I go about my business, tell myself my stories, think I know what’s going on. There’s a basic plot, there’s characters, there’s a surface I skim. But I have these moments when I suspect some whole other story is going on, some narrative I’m not aware of, just beneath the surface—how really good stories, it seems, are never about what they appear to be about. Sometimes I think I’ve got it figured out, and sometimes I get glimpses of how little I understand what the hell is happening and where the hell I’m going.

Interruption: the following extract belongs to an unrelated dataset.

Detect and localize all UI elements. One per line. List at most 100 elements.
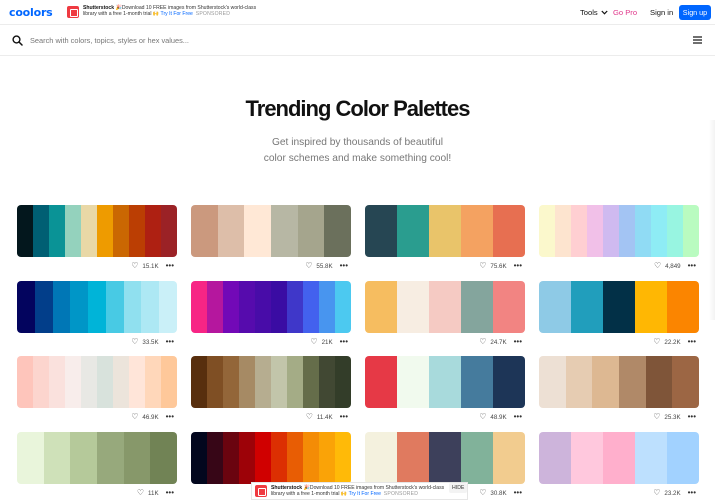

I wonder if that’s what it’s like to be fictitious. I wonder if characters in stories go about their plot lines, pulled by the strings of writers’ typing fingers, thinking they know what’s up. But there’s got to be that moment, a terrifying moment, when they realize the story isn’t at all what they thought it was, and isn’t going at all the way they thought it would.
The writers don’t know either, I think. I remember, writing fiction, when I was younger—the exhilaration of the moment, my hair tingling, when a story would take a sudden unexpected turn, as though the story were revealing itself to me, as though I weren’t the writer but the conduit. I was younger then and I loved my characters.
I’ve been reading more and writing less, and that’s probably what all this is. “I thought I knew the narrative,” a character said, and Holy shit, I thought, that’s how I feel about my life.
It’s probably in part that detachment travel affords, when your life seems less your own and more like someone else’s, something you’ve fallen into—a play with no curtains or wings, or wings that are obscured at least, that you can’t see behind the glare of the lights. Maybe travel is the wings, or your life is the wings, or the wings are that big black mystery that surround everything and can never see, only sense sometimes.
I’ve been tired. And quiet. I wouldn’t say I have writer’s block, because I’ve got plenty of ideas—articles and stories, saleable and personal. But I can’t get myself to sit down and do it. I open a file, putter around for a few minutes, then wander off to make coffee. I want to nap, to hang out with friends, swim in rivers and read books in the sun.
I don’t know where any of this is going; I’m waiting for a plot to reveal itself and the right words to come. But in the meantime, I feel very, very quiet.